元脳外科医であった男性は、易しい漢字を書けなくなる、目の前のものが見えているようで見えないという異変を感じてから診察を受けるまでに5年もの歳月を要しました。「アルツハイマーになったら何もできなくなる」という当時の医学的知識から自分の病気を受け入れられなかったからだと語っています。

「NPO法人 健康と病いの語り ディペックス・ジャパン > 認知症の語り」より

68歳で脳血管型認知症との診断を受けた男性の三女(インタビュー時50歳)
こちらからご覧ください

もう最初のころは、まだ父もしゃべれましたし、まひもなくって。認知症になってなかったものですから、しゃべることもできましたし、理解もできていたので、父のほうにも説明をされたりとかはありましたけれども。父がもうしゃべれなくなって、本当に認知症が出てきた時点では、父と私と一緒に診察室に入って、検査の結果を聞きに行くんですけれども、お医者さんがですね、父にはどうせ分からないだろう、みたいな感じの態度があって。もう主にしゃべるのは、まあ娘が来てるからかもしれませんけど、私に対しての説明で、CTの説明を受けるときも、「こことここがあれだから、(どうせ本人には)分からないんだよ」みたいな言い方のときもあったりとかして、どういう医師なんだろうと思うこともありましたけど。

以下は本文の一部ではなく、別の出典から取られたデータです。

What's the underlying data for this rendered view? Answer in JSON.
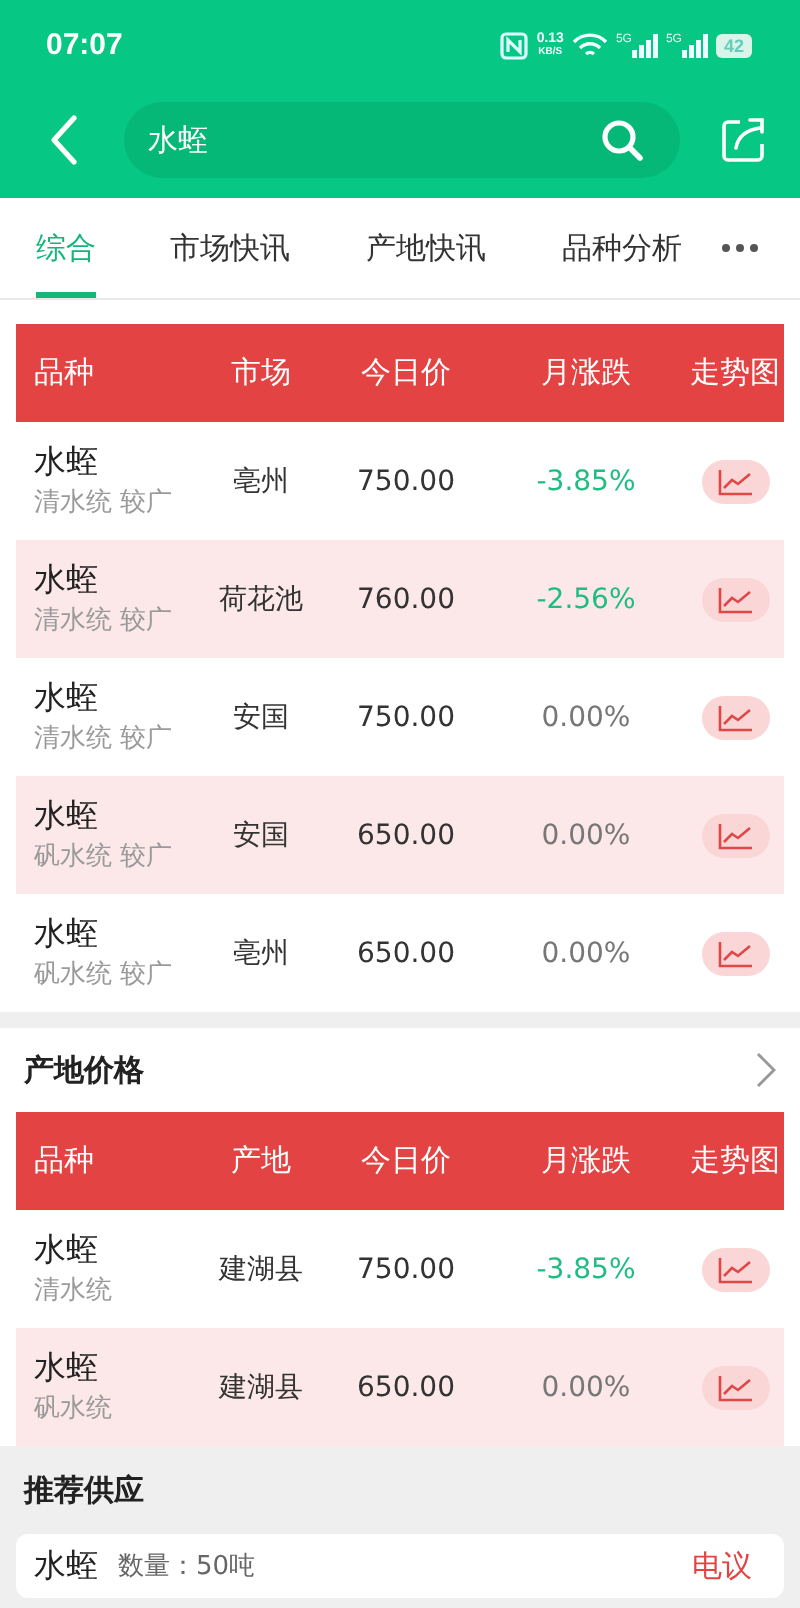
{
  "status_bar": {
    "time": "07:07",
    "speed": "0.13",
    "speed_unit": "KB/S",
    "signal_labels": [
      "5G",
      "5G"
    ],
    "battery": "42"
  },
  "search": {
    "value": "水蛭"
  },
  "tabs": [
    {
      "label": "综合",
      "selected": true
    },
    {
      "label": "市场快讯",
      "selected": false
    },
    {
      "label": "产地快讯",
      "selected": false
    },
    {
      "label": "品种分析",
      "selected": false
    }
  ],
  "market_table": {
    "columns": [
      "品种",
      "市场",
      "今日价",
      "月涨跌",
      "走势图"
    ],
    "rows": [
      {
        "name": "水蛭",
        "spec": "清水统 较广",
        "place": "亳州",
        "price": "750.00",
        "change": "-3.85%",
        "color": "#1fbd82"
      },
      {
        "name": "水蛭",
        "spec": "清水统 较广",
        "place": "荷花池",
        "price": "760.00",
        "change": "-2.56%",
        "color": "#1fbd82"
      },
      {
        "name": "水蛭",
        "spec": "清水统 较广",
        "place": "安国",
        "price": "750.00",
        "change": "0.00%",
        "color": "#777777"
      },
      {
        "name": "水蛭",
        "spec": "矾水统 较广",
        "place": "安国",
        "price": "650.00",
        "change": "0.00%",
        "color": "#777777"
      },
      {
        "name": "水蛭",
        "spec": "矾水统 较广",
        "place": "亳州",
        "price": "650.00",
        "change": "0.00%",
        "color": "#777777"
      }
    ]
  },
  "origin_section": {
    "title": "产地价格"
  },
  "origin_table": {
    "columns": [
      "品种",
      "产地",
      "今日价",
      "月涨跌",
      "走势图"
    ],
    "rows": [
      {
        "name": "水蛭",
        "spec": "清水统",
        "place": "建湖县",
        "price": "750.00",
        "change": "-3.85%",
        "color": "#1fbd82"
      },
      {
        "name": "水蛭",
        "spec": "矾水统",
        "place": "建湖县",
        "price": "650.00",
        "change": "0.00%",
        "color": "#777777"
      }
    ]
  },
  "supply_section": {
    "title": "推荐供应",
    "items": [
      {
        "name": "水蛭",
        "quantity": "数量：50吨",
        "price": "电议"
      }
    ]
  }
}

「NPO法人 健康と病いの語り ディペックス・ジャパン > 認知症の語り」より

忙しい医師は、診察の効率を上げるために、家族が来ている場合には家族に向かって説明することが多くなるのかもしれません。しかし、こうした態度は、言外に「認知症になったら、何も分からなくなる」ということを示すことに他ならないのではないでしょうか。先日、医療者を対象にした認知症対応力向上のための研修会で、「ご家族が来られている場合でも、ご本人に向けてきちんと説明するようにしましょう」との説明がありました。この家族介護者の体験は、稀有なことではないようです。

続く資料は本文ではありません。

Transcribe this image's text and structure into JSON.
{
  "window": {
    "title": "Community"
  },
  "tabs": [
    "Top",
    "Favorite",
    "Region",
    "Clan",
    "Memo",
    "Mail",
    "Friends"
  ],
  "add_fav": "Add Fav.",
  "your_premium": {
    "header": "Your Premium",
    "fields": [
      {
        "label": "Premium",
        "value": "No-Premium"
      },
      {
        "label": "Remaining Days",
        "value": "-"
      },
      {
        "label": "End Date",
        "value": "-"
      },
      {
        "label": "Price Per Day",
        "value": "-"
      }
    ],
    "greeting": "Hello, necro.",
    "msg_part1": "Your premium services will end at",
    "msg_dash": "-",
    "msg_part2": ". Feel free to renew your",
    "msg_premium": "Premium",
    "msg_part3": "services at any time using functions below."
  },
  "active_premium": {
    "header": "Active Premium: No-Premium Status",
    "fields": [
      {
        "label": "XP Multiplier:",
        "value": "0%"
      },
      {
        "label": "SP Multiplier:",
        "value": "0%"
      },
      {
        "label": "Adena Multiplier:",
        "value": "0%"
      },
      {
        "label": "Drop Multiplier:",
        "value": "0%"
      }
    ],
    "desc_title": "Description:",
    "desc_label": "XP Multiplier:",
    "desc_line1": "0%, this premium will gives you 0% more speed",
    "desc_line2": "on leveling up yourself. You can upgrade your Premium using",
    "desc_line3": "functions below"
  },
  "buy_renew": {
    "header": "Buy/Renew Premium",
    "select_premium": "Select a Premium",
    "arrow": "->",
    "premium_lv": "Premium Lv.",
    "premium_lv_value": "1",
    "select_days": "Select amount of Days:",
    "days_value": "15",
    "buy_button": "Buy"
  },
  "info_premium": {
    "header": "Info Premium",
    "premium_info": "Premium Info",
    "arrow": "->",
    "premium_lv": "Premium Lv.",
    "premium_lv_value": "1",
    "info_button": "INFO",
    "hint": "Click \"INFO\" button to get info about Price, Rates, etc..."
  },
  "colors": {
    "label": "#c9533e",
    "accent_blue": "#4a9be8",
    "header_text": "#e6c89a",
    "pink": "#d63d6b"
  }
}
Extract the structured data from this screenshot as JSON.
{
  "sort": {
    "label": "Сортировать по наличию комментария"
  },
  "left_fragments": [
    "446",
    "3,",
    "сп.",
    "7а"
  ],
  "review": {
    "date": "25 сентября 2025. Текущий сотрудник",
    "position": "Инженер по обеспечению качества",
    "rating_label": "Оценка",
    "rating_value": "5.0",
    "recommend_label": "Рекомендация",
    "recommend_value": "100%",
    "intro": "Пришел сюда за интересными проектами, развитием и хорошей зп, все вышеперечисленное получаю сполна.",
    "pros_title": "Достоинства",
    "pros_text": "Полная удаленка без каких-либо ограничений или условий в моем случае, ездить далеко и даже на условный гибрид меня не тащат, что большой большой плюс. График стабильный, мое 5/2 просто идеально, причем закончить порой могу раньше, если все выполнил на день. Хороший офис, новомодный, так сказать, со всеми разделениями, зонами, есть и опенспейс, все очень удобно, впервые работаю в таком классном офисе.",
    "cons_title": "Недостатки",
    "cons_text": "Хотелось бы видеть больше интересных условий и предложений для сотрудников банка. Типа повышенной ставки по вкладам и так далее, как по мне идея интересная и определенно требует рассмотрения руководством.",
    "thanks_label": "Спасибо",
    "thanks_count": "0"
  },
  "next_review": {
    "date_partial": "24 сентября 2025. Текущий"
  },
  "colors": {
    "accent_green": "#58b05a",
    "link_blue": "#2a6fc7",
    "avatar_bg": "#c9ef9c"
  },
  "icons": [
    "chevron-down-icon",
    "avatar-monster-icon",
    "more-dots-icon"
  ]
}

記憶や理解の能力が落ちても、何も分からなくなるわけではありません。フランス発の認知症ケア技法であるユマニチュードでは、「相手を見ないことは、相手がいないも同じこと。人は、見て話しかけられることで、自分の存在を認識する」とされています。看護にかかわる皆さんも、何気ない振る舞いが当事者の尊厳を軽視した振る舞いになっていないか、日頃の態度を振り返ってみませんか。